The post office does (did?) ID verification for first-time passport applications. I think that’s about as good as you can reasonably expect since it gets you a bona fide, universally-accepted proof of ID that would work anywhere else.

I would bet that the post office employees are a bit less susceptible to the “hurry up and hit your metrics” pressure than someone at the Verizon call center.

In another universe, the Post Office manages the email services, too. Sigh ...

“If you lose your key and are still signed in on one of your devices, visit account.google.com to add or replace a key. Otherwise, submit a request to recover your account. Google may take a few days to verify that it’s you and restore your access.”

I trust that it would be (potentially much) harder than normal, but it still seems to be possible.

I was under the impression you were screwed in that case, thanks for pointing out that I was wrong. It's lot less secure than I thought.

Still sounds like a significant barrier to most phishing attacks.

A little bit. It's mostly a time delay, since the alternatives to verify your identity seem to be a different emailaddress or a phone number and then you're back to square one imo. The phone number is still susceptible to social engineering and the alternative mail likely is too. Ideally I want something where keys gone = account gone. Now a dedicated scammer could still succeed and it sure doesn't provide any real safety for political groups which Google kind of claims it does by using testimonies from politically vulnerable people to "advertise" the Advanced Protection Program. This is a tricky situation though since your adversaries could get your keys and your password and then they control your account without any chance of getting it back, so it's definitely a double edged sword.

> It's mostly a time delay, since the alternatives to verify your identity seem to be a different emailaddress or a phone number and then you're back to square one imo. The phone number is still susceptible to social engineering and the alternative mail likely is too. Ideally I want something where keys gone = account gone.

I can think of options less extreme than keys gone = account gone that are still very secure.
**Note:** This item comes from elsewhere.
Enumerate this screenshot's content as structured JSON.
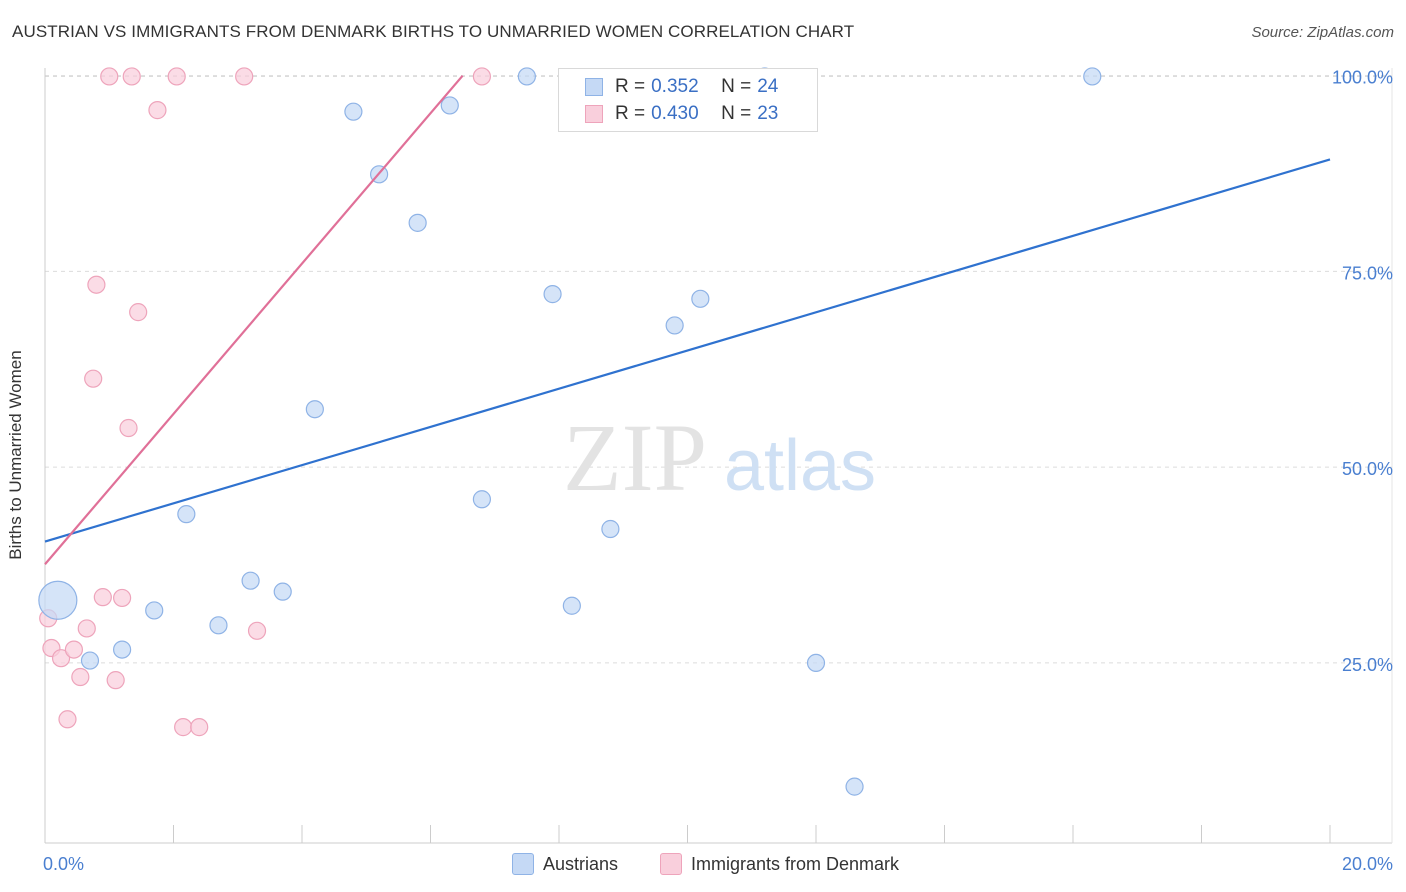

e.g. To enable "Extra Advanced Protection" you have to visit Google HQ in your region, where your DNA is sampled. If you ever need to recover your account, you have to visit Google HQ again for another DNA sample, after which you're provided with account access, in person.

Definitely also a good, but still very extreme option. This might actually be more secure, depending on the threats you have to take into account. It would be possible to retrieve the account after a (physical) hack.

Just showing up in person by itself (with a stored photograph and maybe audio recording) is a pretty high barrier.

> DNA sample

and who's gonna pay for that? Seems pricey and doesn't scale exactly well.

I presume in this scenario you would have multiple keys and multiple backup accounts, so fallback to a likewise secured account is reasonable.

IIRC, Google will stop the "several day process" if you log in at any time.

Oddly enough, Google's Advanced Protection is the gold standard in my opinion, yet Firebase Auth, an Auth-as-a-Service product from Google, only supports SMS as a second factor, which is baffling to me.